Anglican clergyman (1825–1896)

The Venerable Archdeacon Joseph Bardsley M.A., D.D. (8 February 1825 - 23 June 1896) was an Anglican clergyman.

Born at Waterhead, near Oldham, Lancashire, a younger brother of James Bardsley who became an honorary canon of Manchester Cathedral, in 1845 he entered Queen's College, Cambridge. He graduated with a B.A. degree in 1849 and was ordained a deacon in the same year, and as a priest in 1850. His first post was a curate in Burnley, Lancashire.

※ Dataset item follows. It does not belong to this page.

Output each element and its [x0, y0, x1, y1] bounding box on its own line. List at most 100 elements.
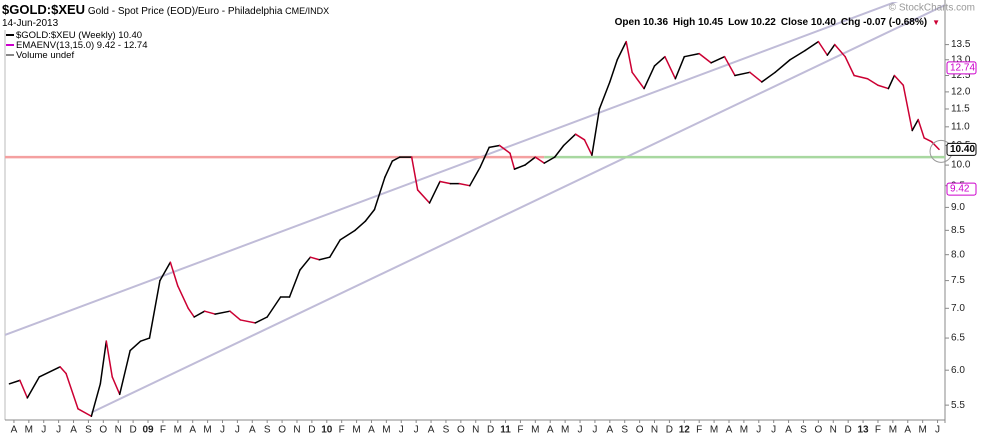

In 1852 he became the clerical superintendent of the Liverpool Church of England Scripture Readers Society, and in 1857 became the incumbent of the parish of St Silas, Liverpool.

In 1860 he accepted an invitation from the Bishop of London to become the secretary of the London Diocesan Home Mission, and moved to the capital. From 1869 to 1880 he was rector of Stepney, a deprived East End parish. He was well known in the area for his charitable and educational activities. In 1873 he was elected to the London School Board as one of the representatives of Tower Hamlets. In 1874 a new Diocese of Ballarat, Victoria, Australia was created, and Bardsley was approached to become the first bishop of the see, but declined. He was elected to a second term on the school board in 1876, retiring at the 1879 election.

In 1880 he was appointed vicar of Bradford in Yorkshire. In 1893 he was appointed Archdeacon of Craven and in 1895 residentiary Canon of Ripon. He died suddenly in Bradford in June 1896, aged 71.